Говоря честно, поначалу я даже стыдилась Аполлоши и норовила куда-нибудь ускользнуть, но он настигал меня своими афронтами совершенно неожиданно и, что особенно смущало, публично. Он мог схватить меня за руку в коридоре и при учениках, которые тотчас окружали нас плотным кольцом, начинал громогласно излагать новую мысль, ни на кого, кажется, не обращая внимания.
– Я родился, дорогая Надежда Георгиевна, в доме учителей. И не просто учителей. Естественников! – Очки при этом у него вскидывались на носу, а пухленький указательный палец вздымался восклицательным знаком. – Отец и мать были естественниками, бабка и дед по отцовской линии – естественниками, бабка и дед по материнской линии – естественниками. Все вместе мы могли бы составить целое педагогическое общество. Но вместе нас не было. Нас рассеяло во времени. Представляете, Надежда Георгиевна, если бы люди разных эпох могли хотя бы ненадолго собираться в одном времени и обмениваться мнениями! Сколько открытий! Рылеев и Пушкин встречаются после декабрьского восстания! Или Пастер, Павлов и ныне здравствующий Дубинин! И рассуждают о наследственности, а? Вот ты, Юра, – неожиданно оборачивался он к какому-то третьеклашке, – знаешь ли, почему ты черноволосый, хотя твои родители блондины? – Юра от неожиданности распахивал рот и немел, а Аполлон Аполлинарьевич крутил пуговицу на его пиджачке и объяснял: – Да потому, что твой дедушка или прадедушка, бабушка или прабабушка черноволосые.
– Она же никогда в школу не приходила! – поражался Юра. – Она в другом городе живет.
– Вот! – энергично кивал директор. – Она! В другом городе живет, а я знаю, что черноволосая. Закон! Понимаешь! Закон наследственности.
Юра краснел от удовольствия, ничего, конечно, не понимая, но чувствуя какое-то тайное одобрение, мудрено выраженное директором, его начинали тискать и подталкивать приятели, круг сам собой рассыпался, и мы продолжали разговор уже посреди хаотического, молекулообразного коридорного движения, но без свидетелей.
Так что это только казалось, будто он ни на кого не обращал внимания.

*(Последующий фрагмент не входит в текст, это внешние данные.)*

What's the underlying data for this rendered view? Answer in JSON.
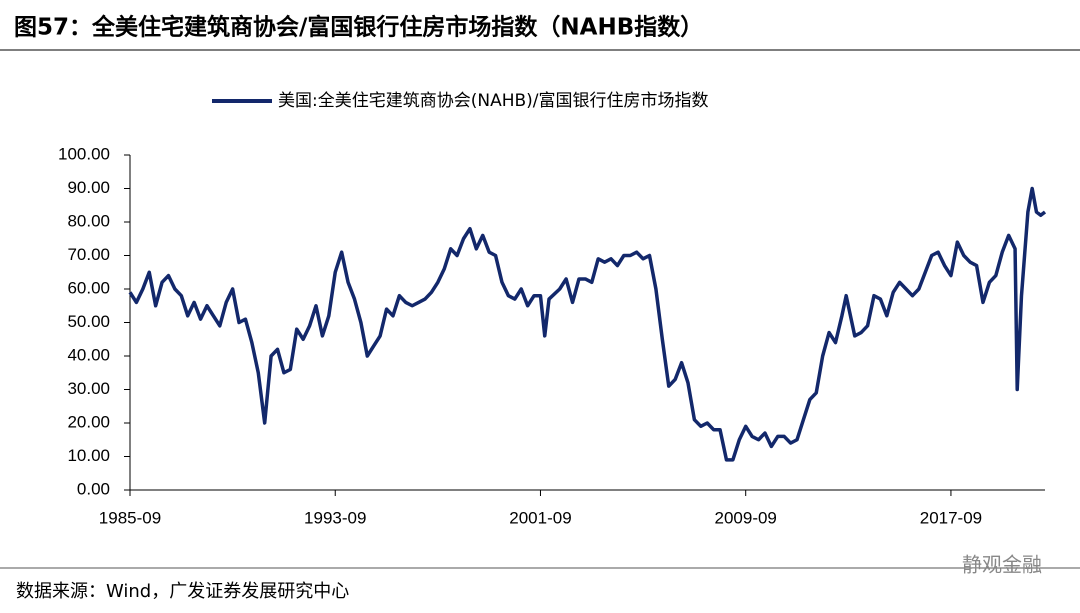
{
  "chart_data": {
    "type": "line",
    "title": "图57：全美住宅建筑商协会/富国银行住房市场指数（NAHB指数）",
    "source": "数据来源：Wind，广发证券发展研究中心",
    "watermark": "静观金融",
    "x": [
      "1985-09",
      "1985-12",
      "1986-03",
      "1986-06",
      "1986-09",
      "1986-12",
      "1987-03",
      "1987-06",
      "1987-09",
      "1987-12",
      "1988-03",
      "1988-06",
      "1988-09",
      "1988-12",
      "1989-03",
      "1989-06",
      "1989-09",
      "1989-12",
      "1990-03",
      "1990-06",
      "1990-09",
      "1990-12",
      "1991-03",
      "1991-06",
      "1991-09",
      "1991-12",
      "1992-03",
      "1992-06",
      "1992-09",
      "1992-12",
      "1993-03",
      "1993-06",
      "1993-09",
      "1993-12",
      "1994-03",
      "1994-06",
      "1994-09",
      "1994-12",
      "1995-03",
      "1995-06",
      "1995-09",
      "1995-12",
      "1996-03",
      "1996-06",
      "1996-09",
      "1996-12",
      "1997-03",
      "1997-06",
      "1997-09",
      "1997-12",
      "1998-03",
      "1998-06",
      "1998-09",
      "1998-12",
      "1999-03",
      "1999-06",
      "1999-09",
      "1999-12",
      "2000-03",
      "2000-06",
      "2000-09",
      "2000-12",
      "2001-03",
      "2001-06",
      "2001-09",
      "2001-11",
      "2002-01",
      "2002-06",
      "2002-09",
      "2002-12",
      "2003-03",
      "2003-06",
      "2003-09",
      "2003-12",
      "2004-03",
      "2004-06",
      "2004-09",
      "2004-12",
      "2005-03",
      "2005-06",
      "2005-09",
      "2005-12",
      "2006-03",
      "2006-06",
      "2006-09",
      "2006-12",
      "2007-03",
      "2007-06",
      "2007-09",
      "2007-12",
      "2008-03",
      "2008-06",
      "2008-09",
      "2008-12",
      "2009-03",
      "2009-06",
      "2009-09",
      "2009-12",
      "2010-03",
      "2010-06",
      "2010-09",
      "2010-12",
      "2011-03",
      "2011-06",
      "2011-09",
      "2011-12",
      "2012-03",
      "2012-06",
      "2012-09",
      "2012-12",
      "2013-03",
      "2013-06",
      "2013-08",
      "2013-12",
      "2014-03",
      "2014-06",
      "2014-09",
      "2014-12",
      "2015-03",
      "2015-06",
      "2015-09",
      "2015-12",
      "2016-03",
      "2016-06",
      "2016-09",
      "2016-12",
      "2017-03",
      "2017-06",
      "2017-09",
      "2017-12",
      "2018-03",
      "2018-06",
      "2018-09",
      "2018-12",
      "2019-03",
      "2019-06",
      "2019-09",
      "2019-12",
      "2020-03",
      "2020-04",
      "2020-06",
      "2020-09",
      "2020-11",
      "2021-01",
      "2021-03",
      "2021-05"
    ],
    "series": [
      {
        "name": "美国:全美住宅建筑商协会(NAHB)/富国银行住房市场指数",
        "color": "#13286b",
        "values": [
          59,
          56,
          60,
          65,
          55,
          62,
          64,
          60,
          58,
          52,
          56,
          51,
          55,
          52,
          49,
          56,
          60,
          50,
          51,
          44,
          35,
          20,
          40,
          42,
          35,
          36,
          48,
          45,
          49,
          55,
          46,
          52,
          65,
          71,
          62,
          57,
          50,
          40,
          43,
          46,
          54,
          52,
          58,
          56,
          55,
          56,
          57,
          59,
          62,
          66,
          72,
          70,
          75,
          78,
          72,
          76,
          71,
          70,
          62,
          58,
          57,
          60,
          55,
          58,
          58,
          46,
          57,
          60,
          63,
          56,
          63,
          63,
          62,
          69,
          68,
          69,
          67,
          70,
          70,
          71,
          69,
          70,
          60,
          45,
          31,
          33,
          38,
          32,
          21,
          19,
          20,
          18,
          18,
          9,
          9,
          15,
          19,
          16,
          15,
          17,
          13,
          16,
          16,
          14,
          15,
          21,
          27,
          29,
          40,
          47,
          44,
          52,
          58,
          46,
          47,
          49,
          58,
          57,
          52,
          59,
          62,
          60,
          58,
          60,
          65,
          70,
          71,
          67,
          64,
          74,
          70,
          68,
          67,
          56,
          62,
          64,
          71,
          76,
          72,
          30,
          58,
          83,
          90,
          83,
          82,
          83
        ]
      }
    ],
    "xlim": [
      "1985-09",
      "2021-05"
    ],
    "xticks": [
      "1985-09",
      "1993-09",
      "2001-09",
      "2009-09",
      "2017-09"
    ],
    "ylim": [
      0,
      100
    ],
    "yticks": [
      {
        "value": 0,
        "label": "0.00"
      },
      {
        "value": 10,
        "label": "10.00"
      },
      {
        "value": 20,
        "label": "20.00"
      },
      {
        "value": 30,
        "label": "30.00"
      },
      {
        "value": 40,
        "label": "40.00"
      },
      {
        "value": 50,
        "label": "50.00"
      },
      {
        "value": 60,
        "label": "60.00"
      },
      {
        "value": 70,
        "label": "70.00"
      },
      {
        "value": 80,
        "label": "80.00"
      },
      {
        "value": 90,
        "label": "90.00"
      },
      {
        "value": 100,
        "label": "100.00"
      }
    ]
  }
}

Аполлон Аполлинарьевич вообще умел волшебно управлять окружением. Он мог отвлечь человека от его мыслей и направить их в другое русло. Он мог отослать человека по какому-то делу, даже не обратившись к нему с конкретной просьбой, а высказав ее как будто невзначай и куда-то в воздух. Он мог говорить о какой-нибудь ерунде, а когда ты расставалась с ним, оказывалось, он сказал нечто чрезвычайно важное и интересное. Он никогда особенно не сосредоточивался на собственно школьных делах, рассуждая часто о понятиях общих, если не отвлеченных, но всегда как-то так выходило, что речь-то была об интернате, вот об этом именно интернате и о его конкретных заботах.
На первом же педсовете представляя меня учителям и воспитателям, Аполлон Аполлинарьевич поразил меня невероятнейшими словами о том, что я, отличница, имевшая право на аспирантуру, выбрала их забытую богом школу, а опоздав по семейным обстоятельствам, пошла, не задумываясь, на подвиг во имя детей, согласившись стать рядовым воспитателем в интернате. А дальше он вообще вогнал меня в краску. Снова уцепившись за мое имя, Аполлон Аполлинарьевич публично восклицал, что я надежда школы в самом прямом смысле этого слова, что он и весь коллектив надеются на меня как на представителя нового человеческого поколения, которое, что ни говори, а ближе к ребятам, лучше их понимает хотя бы по памяти о своей недавней юности и недавних школьных годах.
Постепенно жар опал с меня, потому что директор, забыв обо мне, произнес монолог о человеческой надежде вообще, о том, что надежда – это витализм, жизненность духа и мысли, что без надежды немыслима мечта, немыслимо будущее, а значит, немыслима жизнь, что надежда вкупе с верой и любовью не есть лишь христианская догма – это выстраданные человечеством чувства, принятые моралью нашего общества с той лишь разницей, что мы верим в человека, надеемся на человека и любим человека и что учитель, поверяющий свою работу этими высокими мерками, как бы поднимается над обытовленностью повседневности, становится философом, становится мыслителем, становится созидателем человеческой личности, а значит, и общества. А если он таков, то нет для него дела, в которое он бы не верил и не внушал окружающим эту веру, нет человека, на которого он бы не надеялся, да если еще этот человек – ученик, и нет человека, которого он бы мог – даже мысленно! – не любить.